I am given two metric measure (MM) spaces $(X, \mu, d_{X})$, $(Y, \nu, d_{Y})$, where $X, Y \in \mathbb{E}^{2}$ Euclidean. I would like to minimize the Kullback-Leibler divergence between $\mu$ and $\nu \circ \phi^{-1}$ by optimizing $\phi : Y \rightarrow X$, diffeomorphism. The problem is the following \begin{equation} J[\phi] = KL(\mu || \nu \circ \phi^{-1})= \int \log{\left( \frac{d \mu}{d \nu \circ \phi^{-1}} \right)} d\mu \rightarrow min_{\phi} \end{equation} To do so I am planning to compute the functional derivative of $J[\phi]$, however I end up with the following expression, which seems hard to variate.
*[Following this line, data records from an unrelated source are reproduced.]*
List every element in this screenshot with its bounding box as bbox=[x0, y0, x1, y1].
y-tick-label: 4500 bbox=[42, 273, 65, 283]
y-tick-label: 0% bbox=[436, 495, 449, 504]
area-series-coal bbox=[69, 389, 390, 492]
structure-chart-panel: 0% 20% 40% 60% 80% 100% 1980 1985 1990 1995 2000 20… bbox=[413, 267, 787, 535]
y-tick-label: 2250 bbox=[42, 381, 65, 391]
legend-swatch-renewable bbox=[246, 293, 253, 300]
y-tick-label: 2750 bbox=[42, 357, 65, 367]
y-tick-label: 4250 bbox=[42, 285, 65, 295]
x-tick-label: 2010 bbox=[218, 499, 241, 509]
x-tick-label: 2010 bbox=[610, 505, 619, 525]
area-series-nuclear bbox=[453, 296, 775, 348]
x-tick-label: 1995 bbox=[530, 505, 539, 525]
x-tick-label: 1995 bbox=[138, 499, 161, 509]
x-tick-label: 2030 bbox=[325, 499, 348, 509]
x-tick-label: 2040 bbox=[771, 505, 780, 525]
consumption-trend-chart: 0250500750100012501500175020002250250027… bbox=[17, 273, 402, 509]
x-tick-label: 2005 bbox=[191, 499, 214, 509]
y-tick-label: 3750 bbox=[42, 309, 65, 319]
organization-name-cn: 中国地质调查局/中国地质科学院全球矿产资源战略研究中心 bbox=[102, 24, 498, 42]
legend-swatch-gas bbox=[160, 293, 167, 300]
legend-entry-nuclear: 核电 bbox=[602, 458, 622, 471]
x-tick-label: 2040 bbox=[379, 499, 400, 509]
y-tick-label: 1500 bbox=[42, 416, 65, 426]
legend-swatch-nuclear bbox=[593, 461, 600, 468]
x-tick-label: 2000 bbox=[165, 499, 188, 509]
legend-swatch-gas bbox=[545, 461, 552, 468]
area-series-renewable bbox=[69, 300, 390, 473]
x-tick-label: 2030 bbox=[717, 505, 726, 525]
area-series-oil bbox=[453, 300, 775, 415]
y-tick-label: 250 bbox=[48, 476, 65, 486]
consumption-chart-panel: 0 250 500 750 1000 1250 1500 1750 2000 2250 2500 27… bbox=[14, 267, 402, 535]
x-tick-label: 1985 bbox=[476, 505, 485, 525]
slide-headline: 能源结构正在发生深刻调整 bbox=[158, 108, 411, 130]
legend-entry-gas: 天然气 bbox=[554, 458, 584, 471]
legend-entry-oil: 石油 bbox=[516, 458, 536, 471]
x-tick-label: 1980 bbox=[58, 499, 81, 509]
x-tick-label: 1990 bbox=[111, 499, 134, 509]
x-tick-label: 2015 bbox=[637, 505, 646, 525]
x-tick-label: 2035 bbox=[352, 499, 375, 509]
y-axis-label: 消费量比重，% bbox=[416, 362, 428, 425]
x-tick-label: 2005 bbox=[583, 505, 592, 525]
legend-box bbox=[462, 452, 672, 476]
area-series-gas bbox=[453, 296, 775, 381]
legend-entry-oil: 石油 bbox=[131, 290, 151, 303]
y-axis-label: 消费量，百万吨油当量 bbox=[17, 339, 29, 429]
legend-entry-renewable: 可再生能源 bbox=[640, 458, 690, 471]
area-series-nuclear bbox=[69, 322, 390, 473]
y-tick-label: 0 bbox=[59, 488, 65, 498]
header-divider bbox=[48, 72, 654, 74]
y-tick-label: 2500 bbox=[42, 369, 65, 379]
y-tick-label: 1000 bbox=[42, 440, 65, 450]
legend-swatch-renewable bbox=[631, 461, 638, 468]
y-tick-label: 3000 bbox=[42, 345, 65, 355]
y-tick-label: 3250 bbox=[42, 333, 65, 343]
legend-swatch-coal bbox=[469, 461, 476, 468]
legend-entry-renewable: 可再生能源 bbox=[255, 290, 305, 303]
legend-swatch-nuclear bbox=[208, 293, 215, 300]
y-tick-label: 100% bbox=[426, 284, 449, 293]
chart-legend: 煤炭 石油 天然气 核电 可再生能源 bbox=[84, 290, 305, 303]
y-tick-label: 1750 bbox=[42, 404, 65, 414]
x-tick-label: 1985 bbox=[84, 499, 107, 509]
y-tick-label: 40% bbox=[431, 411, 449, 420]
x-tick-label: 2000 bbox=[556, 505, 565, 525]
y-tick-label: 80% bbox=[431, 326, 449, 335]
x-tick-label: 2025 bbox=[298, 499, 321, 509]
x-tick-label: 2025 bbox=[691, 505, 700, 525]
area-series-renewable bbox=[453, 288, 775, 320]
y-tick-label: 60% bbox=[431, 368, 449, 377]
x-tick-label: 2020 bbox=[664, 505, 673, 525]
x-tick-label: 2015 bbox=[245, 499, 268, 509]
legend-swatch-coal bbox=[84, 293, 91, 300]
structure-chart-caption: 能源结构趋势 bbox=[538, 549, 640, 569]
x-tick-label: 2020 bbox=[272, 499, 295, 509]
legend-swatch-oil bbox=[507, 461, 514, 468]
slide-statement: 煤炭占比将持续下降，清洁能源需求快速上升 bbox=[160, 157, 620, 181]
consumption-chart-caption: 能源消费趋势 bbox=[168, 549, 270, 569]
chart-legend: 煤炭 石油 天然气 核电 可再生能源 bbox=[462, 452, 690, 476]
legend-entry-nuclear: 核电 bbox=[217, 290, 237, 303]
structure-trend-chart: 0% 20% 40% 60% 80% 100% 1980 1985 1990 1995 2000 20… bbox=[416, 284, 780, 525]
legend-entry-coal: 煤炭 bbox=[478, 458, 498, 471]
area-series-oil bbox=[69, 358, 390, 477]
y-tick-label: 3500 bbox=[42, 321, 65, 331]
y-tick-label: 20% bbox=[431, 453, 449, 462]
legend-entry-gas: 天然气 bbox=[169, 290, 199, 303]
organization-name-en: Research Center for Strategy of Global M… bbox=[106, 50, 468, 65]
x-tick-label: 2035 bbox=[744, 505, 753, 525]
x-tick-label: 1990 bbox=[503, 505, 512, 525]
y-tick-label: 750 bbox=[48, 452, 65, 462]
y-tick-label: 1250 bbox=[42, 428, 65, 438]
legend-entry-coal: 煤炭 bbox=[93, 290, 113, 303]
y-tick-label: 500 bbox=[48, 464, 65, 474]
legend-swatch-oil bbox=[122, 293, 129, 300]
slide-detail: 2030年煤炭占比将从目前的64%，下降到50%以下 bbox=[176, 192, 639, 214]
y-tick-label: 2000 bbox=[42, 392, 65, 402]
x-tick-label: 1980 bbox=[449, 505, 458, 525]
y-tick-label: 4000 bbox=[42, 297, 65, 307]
In the following $\varepsilon \cdot h = \delta \phi$ is the variation and $\varepsilon \in \mathbb{R}, h \in L^{1}$. Based on my calculations and pushforward by diffeomorphism \begin{equation} \left[ \frac{d}{d \varepsilon} J[\phi + \varepsilon \cdot h] \right]_{\varepsilon = 0} = \left[ \frac{d}{d \varepsilon} \int \log \left( \frac{d \mu}{d \nu} \right) d \mu + \int\log(|\det(J_{\phi + \varepsilon \cdot h})|) d \mu \right]_{\varepsilon = 0},\ (1) \end{equation} where $J_{\phi}$ is the Jacobian of the diffeomorphism $\phi$. Deriving $(1)$ further one arrives at the following \begin{equation} \frac{\delta J[\phi]}{\delta \phi} = (J_{\phi}^{-1})^{T} = (J_{\phi}^{T})^{-1} \end{equation}
The problem here is, I can't see how this will minimize the KL divergence between $\mu$ and $\nu$. This rather proves that the KL divergence is unchanged when one of the measures is transformed with a diffeomorphism, since if $\phi$ is a diffeomorphism it will be a volume preserving measurable mapping, ending in $\det{(\phi)} =1$.
I have been thinking going on an alternative way with the conjugate of the KL divergence as the following \begin{equation} KL(\mu || \nu \circ \phi^{-1})=1 + \sup_{g}\left\{\int g d\mu - \int e^{g} d \nu \circ \phi^{-1} \right \} \text{, g is Borel measurable.} \end{equation}
Anyone has an idea or approach to minimize the KL divergence between two measures, by a push-forward of one of the measures?